AUTHOR=Montesinos-López Abelardo , Crespo-Herrera Leonardo , Dreisigacker Susanna , Gerard Guillermo , Vitale Paolo , Saint Pierre Carolina , Govindan Velu , Tarekegn Zerihun Tadesse , Flores Moisés Chavira , Pérez-Rodríguez Paulino , Ramos-Pulido Sofía , Lillemo Morten , Li Huihui , Montesinos-López Osval A. , Crossa Jose TITLE=Deep learning methods improve genomic prediction of wheat breeding JOURNAL=Frontiers in Plant Science VOLUME=15 YEAR=2024 URL=https://www.frontiersin.org/journals/plant-science/articles/10.3389/fpls.2024.1324090 DOI=10.3389/fpls.2024.1324090 ISSN=1664-462X ABSTRACT=

In the field of plant breeding, various machine learning models have been developed and studied to evaluate the genomic prediction (GP) accuracy of unseen phenotypes. Deep learning has shown promise. However, most studies on deep learning in plant breeding have been limited to small datasets, and only a few have explored its application in moderate-sized datasets. In this study, we aimed to address this limitation by utilizing a moderately large dataset. We examined the performance of a deep learning (DL) model and compared it with the widely used and powerful best linear unbiased prediction (GBLUP) model.

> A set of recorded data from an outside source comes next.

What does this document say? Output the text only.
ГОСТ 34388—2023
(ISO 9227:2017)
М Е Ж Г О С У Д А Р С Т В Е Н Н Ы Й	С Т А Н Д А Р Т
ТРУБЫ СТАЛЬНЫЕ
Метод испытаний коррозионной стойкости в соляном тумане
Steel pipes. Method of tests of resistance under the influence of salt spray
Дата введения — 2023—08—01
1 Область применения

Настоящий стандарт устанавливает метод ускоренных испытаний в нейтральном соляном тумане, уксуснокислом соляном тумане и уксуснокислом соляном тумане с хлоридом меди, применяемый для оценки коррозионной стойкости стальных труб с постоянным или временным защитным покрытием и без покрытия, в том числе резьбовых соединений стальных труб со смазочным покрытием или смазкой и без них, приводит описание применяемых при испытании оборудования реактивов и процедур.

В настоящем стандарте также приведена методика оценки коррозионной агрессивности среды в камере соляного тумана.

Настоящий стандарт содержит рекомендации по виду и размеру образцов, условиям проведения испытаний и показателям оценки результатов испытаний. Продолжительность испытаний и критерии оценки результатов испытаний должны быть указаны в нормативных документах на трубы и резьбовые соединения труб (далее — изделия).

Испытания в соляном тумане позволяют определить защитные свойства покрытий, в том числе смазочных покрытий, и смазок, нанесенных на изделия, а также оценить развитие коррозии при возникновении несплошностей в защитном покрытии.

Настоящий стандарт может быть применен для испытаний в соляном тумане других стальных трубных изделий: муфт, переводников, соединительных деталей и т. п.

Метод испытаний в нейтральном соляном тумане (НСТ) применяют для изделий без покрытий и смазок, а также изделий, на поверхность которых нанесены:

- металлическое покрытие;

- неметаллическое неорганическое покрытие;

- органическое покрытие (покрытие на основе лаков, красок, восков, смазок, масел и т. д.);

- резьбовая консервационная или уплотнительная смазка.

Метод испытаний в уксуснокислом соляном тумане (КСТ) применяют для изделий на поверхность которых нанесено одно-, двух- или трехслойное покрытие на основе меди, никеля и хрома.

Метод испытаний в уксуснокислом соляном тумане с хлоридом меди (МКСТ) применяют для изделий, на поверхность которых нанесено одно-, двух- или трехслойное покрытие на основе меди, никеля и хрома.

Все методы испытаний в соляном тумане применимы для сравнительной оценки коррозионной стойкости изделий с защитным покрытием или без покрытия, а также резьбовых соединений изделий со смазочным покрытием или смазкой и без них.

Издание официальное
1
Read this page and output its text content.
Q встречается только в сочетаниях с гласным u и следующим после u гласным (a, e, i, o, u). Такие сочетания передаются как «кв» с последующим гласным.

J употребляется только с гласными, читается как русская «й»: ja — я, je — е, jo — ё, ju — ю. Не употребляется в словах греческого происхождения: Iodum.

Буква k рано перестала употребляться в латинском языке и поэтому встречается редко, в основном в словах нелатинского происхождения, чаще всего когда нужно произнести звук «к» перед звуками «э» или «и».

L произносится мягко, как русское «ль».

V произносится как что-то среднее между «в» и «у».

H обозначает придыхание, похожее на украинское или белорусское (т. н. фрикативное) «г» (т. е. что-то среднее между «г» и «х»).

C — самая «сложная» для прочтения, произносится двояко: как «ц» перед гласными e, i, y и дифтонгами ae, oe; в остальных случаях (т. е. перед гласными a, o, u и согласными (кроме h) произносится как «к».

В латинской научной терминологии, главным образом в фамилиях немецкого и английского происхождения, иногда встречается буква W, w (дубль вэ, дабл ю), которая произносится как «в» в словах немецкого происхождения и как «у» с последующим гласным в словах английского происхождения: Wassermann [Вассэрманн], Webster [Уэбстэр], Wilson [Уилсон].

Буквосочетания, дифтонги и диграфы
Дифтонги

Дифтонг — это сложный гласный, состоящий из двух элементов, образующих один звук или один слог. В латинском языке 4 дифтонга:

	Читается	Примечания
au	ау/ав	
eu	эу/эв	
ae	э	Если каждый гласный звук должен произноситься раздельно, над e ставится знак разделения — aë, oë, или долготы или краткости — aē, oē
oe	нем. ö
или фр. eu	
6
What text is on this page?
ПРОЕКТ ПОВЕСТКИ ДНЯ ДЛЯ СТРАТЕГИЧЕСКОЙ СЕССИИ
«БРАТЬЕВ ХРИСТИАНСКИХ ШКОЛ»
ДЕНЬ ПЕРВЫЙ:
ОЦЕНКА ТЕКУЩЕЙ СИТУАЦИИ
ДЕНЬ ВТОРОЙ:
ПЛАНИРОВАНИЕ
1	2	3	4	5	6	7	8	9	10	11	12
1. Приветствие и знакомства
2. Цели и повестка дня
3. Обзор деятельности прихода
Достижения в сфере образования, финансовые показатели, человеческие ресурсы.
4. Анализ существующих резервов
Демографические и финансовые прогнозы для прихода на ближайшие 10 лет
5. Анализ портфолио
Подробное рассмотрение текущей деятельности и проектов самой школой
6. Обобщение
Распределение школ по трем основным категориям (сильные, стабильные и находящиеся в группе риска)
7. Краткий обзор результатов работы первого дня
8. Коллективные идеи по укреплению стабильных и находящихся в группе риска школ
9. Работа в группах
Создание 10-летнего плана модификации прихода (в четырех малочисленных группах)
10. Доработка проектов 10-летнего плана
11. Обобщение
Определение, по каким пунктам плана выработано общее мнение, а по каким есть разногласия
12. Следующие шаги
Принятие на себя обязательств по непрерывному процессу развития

The goal was to assess the GP accuracy in the context of a five-fold cross-validation strategy and when predicting complete environments using the DL model. The results revealed the DL model outperformed the GBLUP model in terms of GP accuracy for two out of the five included traits in the five-fold cross-validation strategy, with similar results in the other traits. This indicates the superiority of the DL model in predicting these specific traits. Furthermore, when predicting complete environments using the leave-one-environment-out (LOEO) approach, the DL model demonstrated competitive performance. It is worth noting that the DL model employed in this study extends a previously proposed multi-modal DL model, which had been primarily applied to image data but with small datasets. By utilizing a moderately large dataset, we were able to evaluate the performance and potential of the DL model in a context with more information and challenging scenario in plant breeding.